The new troubles have come just as the aviation industry has started shrugging off the effects of the COVID-19 pandemic, which resulted in record losses for all airlines. During the first few months of the pandemic, in 2020, passenger flow came to a halt as airlines were grounded. In later months, passenger flow trickled in as airlines had to follow pandemic-related protocols. Despite that, airlines continued to pay salaries, airport fees, and aircraft and engine rentals and thus faced heavy losses. Later in 2022, when passenger flow returned to pre-COVID-19 levels, aviation fuel prices shot up and airlines continued to suffer as passing on the entire fuel hike burden to passengers, already reeling under fare hike to meet the losses suffered during Covid, was not a credible option.

In January 2024, 5% of IndiGo’s flights, 3.4% of SpiceJet’s flights, and about 2% of Air India’s flights were cancelled. Even in the month prior, cancellations ranged between 1% and 2% for these airlines.

While the cancellation rate may statistically appear insignificant, the absolute number of passengers affected even when 1-2% flights get cancelled in a month is staggering. For instance, in the four months between December 2023 and March 2024, 1.5 lakh passengers couldn’t travel due to cancellations. When an airline with a significantly higher number of scheduled flights cancels even 1% of its flights, the number of passengers affected too is considerably higher. In total, since January 2022, 6.5 lakh passengers have been affected by cancellations.
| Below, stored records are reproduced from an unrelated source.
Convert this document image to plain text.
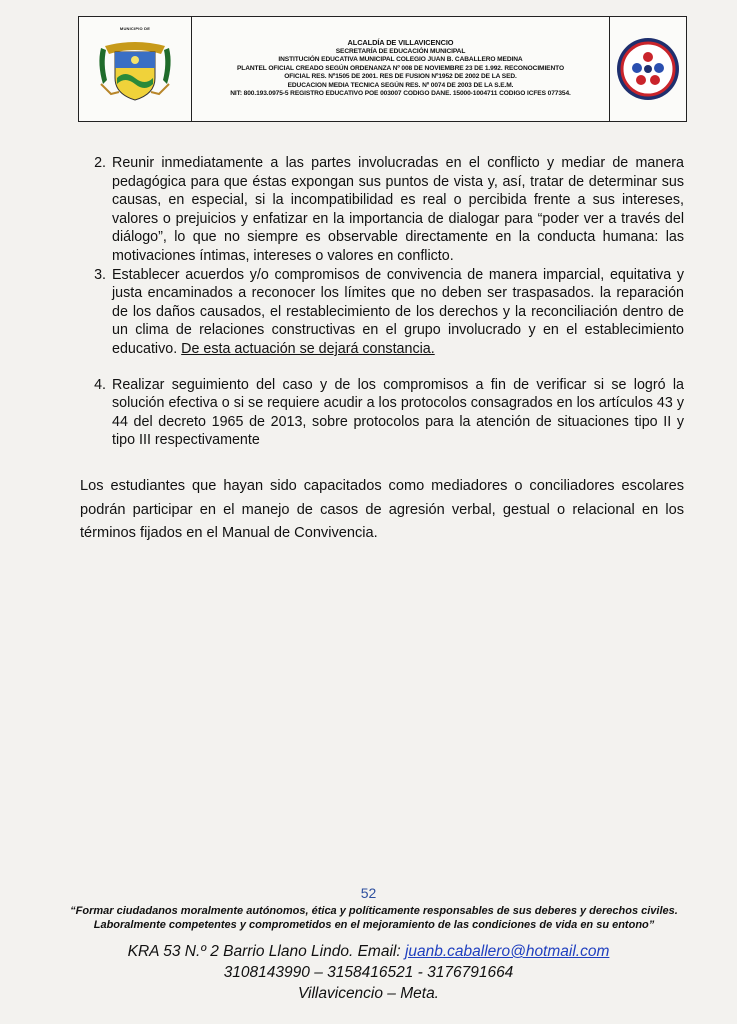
MUNICIPIO DE
ALCALDÍA DE VILLAVICENCIO
SECRETARÍA DE EDUCACIÓN MUNICIPAL
INSTITUCIÓN EDUCATIVA MUNICIPAL COLEGIO JUAN B. CABALLERO MEDINA
PLANTEL OFICIAL CREADO SEGÚN ORDENANZA Nº 008 DE NOVIEMBRE 23 DE 1.992. RECONOCIMIENTO
OFICIAL RES. Nº1505 DE 2001. RES DE FUSION Nº1952 DE 2002 DE LA SED.
EDUCACION MEDIA TECNICA SEGÚN RES. Nº 0074 DE 2003 DE LA S.E.M.
NIT: 800.193.0975-5 REGISTRO EDUCATIVO POE 003007 CODIGO DANE. 15000-1004711 CODIGO ICFES 077354.
2. Reunir inmediatamente a las partes involucradas en el conflicto y mediar de manera pedagógica para que éstas expongan sus puntos de vista y, así, tratar de determinar sus causas, en especial, si la incompatibilidad es real o percibida frente a sus intereses, valores o prejuicios y enfatizar en la importancia de dialogar para “poder ver a través del diálogo”, lo que no siempre es observable directamente en la conducta humana: las motivaciones íntimas, intereses o valores en conflicto.
3. Establecer acuerdos y/o compromisos de convivencia de manera imparcial, equitativa y justa encaminados a reconocer los límites que no deben ser traspasados. la reparación de los daños causados, el restablecimiento de los derechos y la reconciliación dentro de un clima de relaciones constructivas en el grupo involucrado y en el establecimiento educativo. De esta actuación se dejará constancia.
4. Realizar seguimiento del caso y de los compromisos a fin de verificar si se logró la solución efectiva o si se requiere acudir a los protocolos consagrados en los artículos 43 y 44 del decreto 1965 de 2013, sobre protocolos para la atención de situaciones tipo II y tipo III respectivamente
Los estudiantes que hayan sido capacitados como mediadores o conciliadores escolares podrán participar en el manejo de casos de agresión verbal, gestual o relacional en los términos fijados en el Manual de Convivencia.
52
“Formar ciudadanos moralmente autónomos, ética y políticamente responsables de sus deberes y derechos civiles. Laboralmente competentes y comprometidos en el mejoramiento de las condiciones de vida en su entono”
KRA 53 N.º 2 Barrio Llano Lindo. Email: juanb.caballero@hotmail.com
3108143990 – 3158416521 - 3176791664
Villavicencio – Meta.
Cancellations result in a demand for refunds by passengers. Data show that the refund process has not been smooth. In 2022, across many months, over 25% of the total complaints were about refunds. In 2023 and 2024, this share reduced to 15%, which is commendable given the high number of cancellations. But problems persist.

The on-time performance of airlines has also been drastically falling in the past two years. In December 2023, the on-time performance of all major airlines fell to the lowest level in two years (SpiceJet: 30%, Air India: 47.6%, IndiGo: 60%). The poor on-time performance continued in 2024 as well. In the last two years, 45 lakh passengers have been impacted by this issue.